First-gen rock critic turned record producer Sandy Pearlman died Tuesday morning in Novato, Calif. He was 72. Pearlman had been in failing health since suffering a cerebral hemorrhage in December.
One of the earliest contributors to Paul Williams’ seminal rock mag Crawdaddy!, Pearlman was part of the pack of NYC-based gonzo intellectuals that notably included R. Meltzer, Nick Tosches, Patti Smith and Bobby Abrams.
But he had bigger fish to fry, forming and developing the band Soft White Underbelly, which he renamed Blue Oyster Cult (umlaut optional). Pearlman managed, produced and wrote lyrics for BOC, whose iconic hit “Don’t Fear the Reaper” is remembered as one of the great cowbell rockers.
“He was always talking about the future,” fellow rockcrit, Nuggets creator and Patti Smith Group guitarist Lenny Kaye said in an interview with The New York Times’ Jon Pareles. “It wasn’t just what he was going to do in the future, but what the culture would require in the future and how it would change.”
Pearlman’s management clients over the years included The Dictators, Aldo Nova and Black Sabbath.
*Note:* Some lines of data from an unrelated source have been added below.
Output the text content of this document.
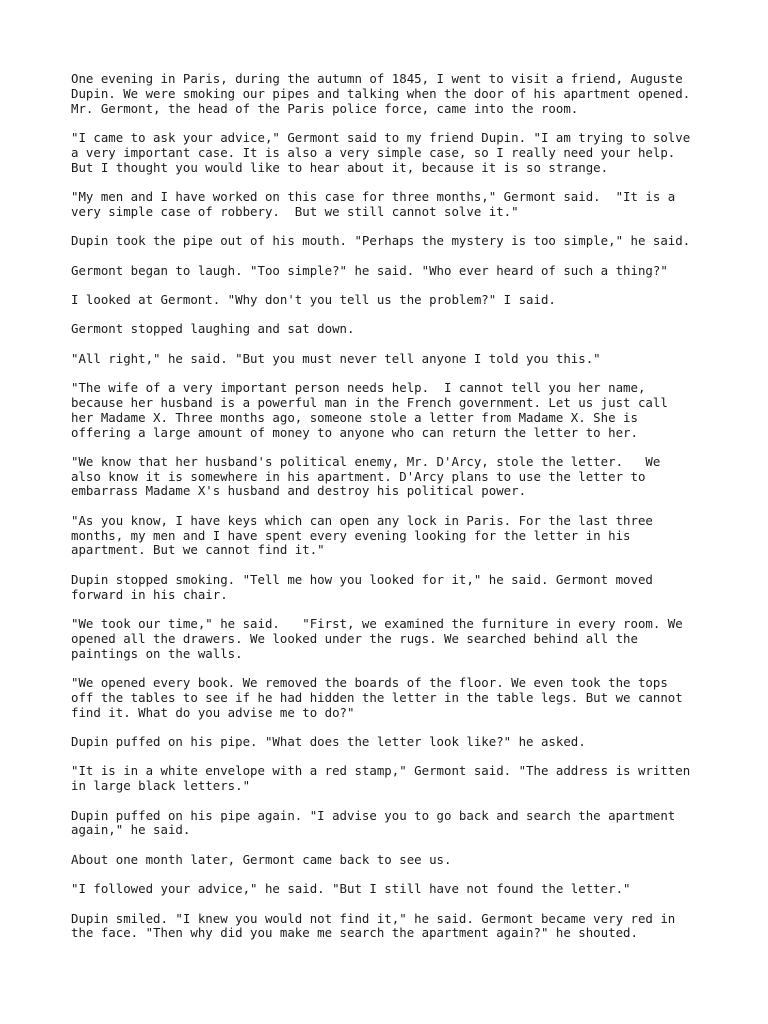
One evening in Paris, during the autumn of 1845, I went to visit a friend, Auguste
Dupin. We were smoking our pipes and talking when the door of his apartment opened.
Mr. Germont, the head of the Paris police force, came into the room.

"I came to ask your advice," Germont said to my friend Dupin. "I am trying to solve
a very important case. It is also a very simple case, so I really need your help.
But I thought you would like to hear about it, because it is so strange.

"My men and I have worked on this case for three months," Germont said.  "It is a
very simple case of robbery.  But we still cannot solve it."

Dupin took the pipe out of his mouth. "Perhaps the mystery is too simple," he said.

Germont began to laugh. "Too simple?" he said. "Who ever heard of such a thing?"

I looked at Germont. "Why don't you tell us the problem?" I said.

Germont stopped laughing and sat down.

"All right," he said. "But you must never tell anyone I told you this."

"The wife of a very important person needs help.  I cannot tell you her name,
because her husband is a powerful man in the French government. Let us just call
her Madame X. Three months ago, someone stole a letter from Madame X. She is
offering a large amount of money to anyone who can return the letter to her.

"We know that her husband's political enemy, Mr. D'Arcy, stole the letter.   We
also know it is somewhere in his apartment. D'Arcy plans to use the letter to
embarrass Madame X's husband and destroy his political power.

"As you know, I have keys which can open any lock in Paris. For the last three
months, my men and I have spent every evening looking for the letter in his
apartment. But we cannot find it."

Dupin stopped smoking. "Tell me how you looked for it," he said. Germont moved
forward in his chair.

"We took our time," he said.   "First, we examined the furniture in every room. We
opened all the drawers. We looked under the rugs. We searched behind all the
paintings on the walls.

"We opened every book. We removed the boards of the floor. We even took the tops
off the tables to see if he had hidden the letter in the table legs. But we cannot
find it. What do you advise me to do?"

Dupin puffed on his pipe. "What does the letter look like?" he asked.

"It is in a white envelope with a red stamp," Germont said. "The address is written
in large black letters."

Dupin puffed on his pipe again. "I advise you to go back and search the apartment
again," he said.

About one month later, Germont came back to see us.

"I followed your advice," he said. "But I still have not found the letter."

Dupin smiled. "I knew you would not find it," he said. Germont became very red in
the face. "Then why did you make me search the apartment again?" he shouted.
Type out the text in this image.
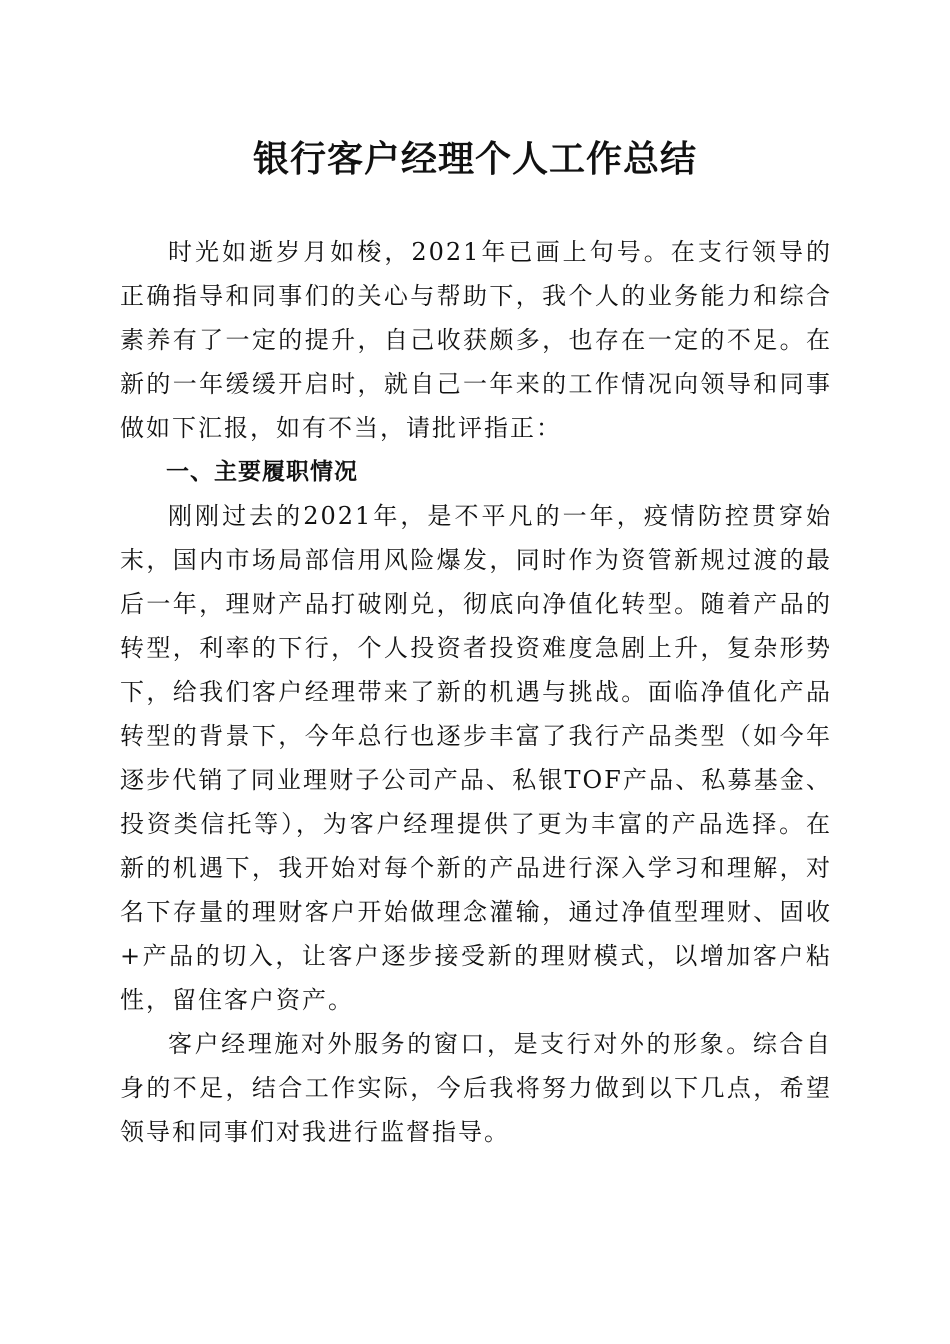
银行客户经理个人工作总结

时光如逝岁月如梭，2021年已画上句号。在支行领导的正确指导和同事们的关心与帮助下，我个人的业务能力和综合素养有了一定的提升，自己收获颇多，也存在一定的不足。在新的一年缓缓开启时，就自己一年来的工作情况向领导和同事做如下汇报，如有不当，请批评指正：

一、主要履职情况

刚刚过去的2021年，是不平凡的一年，疫情防控贯穿始末，国内市场局部信用风险爆发，同时作为资管新规过渡的最后一年，理财产品打破刚兑，彻底向净值化转型。随着产品的转型，利率的下行，个人投资者投资难度急剧上升，复杂形势下，给我们客户经理带来了新的机遇与挑战。面临净值化产品转型的背景下，今年总行也逐步丰富了我行产品类型（如今年逐步代销了同业理财子公司产品、私银TOF产品、私募基金、投资类信托等），为客户经理提供了更为丰富的产品选择。在新的机遇下，我开始对每个新的产品进行深入学习和理解，对名下存量的理财客户开始做理念灌输，通过净值型理财、固收+产品的切入，让客户逐步接受新的理财模式，以增加客户粘性，留住客户资产。

客户经理施对外服务的窗口，是支行对外的形象。综合自身的不足，结合工作实际，今后我将努力做到以下几点，希望领导和同事们对我进行监督指导。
Among the key albums in his wide-ranging production discography are The Dictators' Go Girl Crazy, The Clash’s Give ‘Em Enough Rope, Dream Syndicate’s Medicine Show and nine BOC LPs.
He was no stranger to academia, doing teaching stints at McGill, Stanford, Harvard and UC Berkeley. And he was on the front end of the tech revolution, co-founding Goodnoise Corp., which became eMusic.